840 would like to make an inertial positioning system. Does anyone from the teams that have made one have any tips/advice?
*Originally posted by srjjs *
**840 would like to make an inertial positioning system. Does anyone from the teams that have made one have any tips/advice? **
I assume you’re talking about next year or something to work on in the off season, right?
Your question is pretty broad - do you have more specific questions? You’ll probably need an external microprocessor on a custom circuit board. Have you thought about which one you want to use? Have you checked out sensors that you’d like to use?
Yes, this is something for our team to work on in the off season, as we are not going to nationals.
I am just looking for some general stuff, like how much it will cost, how long it will take, what kind of stuff to use, etc.
A step-by-step guide would take away most of the challenge.
The hard part with an INS is the actual programming. Building 190’s INS didn’t take very long, but getting it to communicate with the RC, getting it calibrated, filtering out noise, and general troubleshooting has been a major challenge. Our programming team spent the entire build season working on it, and has been working with a second INS and the EduRobot since the build season ended, and as I type this, they are probably busy in the pits at Seattle still perfecting it.
The other thing you need to know is that the gyros in the kit are not fast enough to work in a real world situation (I think they only track up to 110 degrees/sec), so we had to buy some 300 degree/sec gyros out of our additional electronics budget. Also, noise control is a big issue.

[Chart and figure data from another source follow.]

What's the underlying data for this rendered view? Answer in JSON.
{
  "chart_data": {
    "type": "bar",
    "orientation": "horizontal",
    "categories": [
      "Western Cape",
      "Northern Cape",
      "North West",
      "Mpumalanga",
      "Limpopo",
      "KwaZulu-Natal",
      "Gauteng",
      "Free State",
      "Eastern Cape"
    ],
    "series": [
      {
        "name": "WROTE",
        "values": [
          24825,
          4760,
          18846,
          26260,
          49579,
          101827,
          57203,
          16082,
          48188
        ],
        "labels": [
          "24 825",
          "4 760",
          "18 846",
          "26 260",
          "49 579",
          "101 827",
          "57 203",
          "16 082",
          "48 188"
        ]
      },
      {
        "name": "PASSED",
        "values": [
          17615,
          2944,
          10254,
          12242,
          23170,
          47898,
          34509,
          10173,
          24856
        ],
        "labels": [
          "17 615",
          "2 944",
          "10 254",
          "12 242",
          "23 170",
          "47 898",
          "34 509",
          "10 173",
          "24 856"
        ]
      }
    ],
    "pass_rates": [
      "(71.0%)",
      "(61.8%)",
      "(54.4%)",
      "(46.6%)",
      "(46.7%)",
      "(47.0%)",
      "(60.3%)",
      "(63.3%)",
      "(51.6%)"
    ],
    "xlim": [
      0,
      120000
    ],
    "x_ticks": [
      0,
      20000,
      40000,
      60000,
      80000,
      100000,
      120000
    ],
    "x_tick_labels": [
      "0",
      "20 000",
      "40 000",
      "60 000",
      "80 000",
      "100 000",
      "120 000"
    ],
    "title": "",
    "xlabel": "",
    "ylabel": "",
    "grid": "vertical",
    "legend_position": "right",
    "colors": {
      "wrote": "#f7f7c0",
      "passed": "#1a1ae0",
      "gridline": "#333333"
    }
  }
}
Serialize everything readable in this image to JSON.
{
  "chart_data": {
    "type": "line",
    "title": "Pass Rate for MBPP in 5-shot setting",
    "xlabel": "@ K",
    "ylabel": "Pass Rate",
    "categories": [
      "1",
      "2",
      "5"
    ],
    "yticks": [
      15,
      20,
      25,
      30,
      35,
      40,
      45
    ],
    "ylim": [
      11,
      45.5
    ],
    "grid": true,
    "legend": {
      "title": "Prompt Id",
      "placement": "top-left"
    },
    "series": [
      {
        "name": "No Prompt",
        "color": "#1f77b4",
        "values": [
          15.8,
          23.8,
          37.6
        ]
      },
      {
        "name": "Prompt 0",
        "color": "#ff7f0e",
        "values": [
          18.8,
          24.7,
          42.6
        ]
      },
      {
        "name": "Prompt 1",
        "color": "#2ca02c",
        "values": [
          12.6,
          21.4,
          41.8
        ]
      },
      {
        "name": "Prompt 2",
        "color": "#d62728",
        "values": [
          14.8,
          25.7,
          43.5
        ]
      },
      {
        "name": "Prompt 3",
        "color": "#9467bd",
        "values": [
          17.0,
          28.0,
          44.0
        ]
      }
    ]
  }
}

With the noise we are getting, in a worst case scenerio, our INS can think it has reached escape velocity in 15 seconds while the robot is standing still (although it usually averages out to provide reasonable results during our autonoous mode, when we really need it). Don’t forget that you need to do a double integral to determine position, so any noise in acceleration or yaw rate would be cubed.
I’d encourage you to go ahead and try it. It is always to to see FIRST teams pushing the envelope.
What did you use instead of the gyro in the kit? I bought the evaluation version of the Analog Devices ADXRS150 gyro. Its mounted on a very small PCB that is the same size as a regular 20 pin DIP IC. The part number is ADXRS150EB. The standard max velocity is 150 degrees per second, but the rate can be increased by adding a resistor up to 300 degrees per second. It also includes an onboard low-pass filter for some noise rejection. I was just wondering if anyone has used it.
And all these components fit under the electronics cost limit?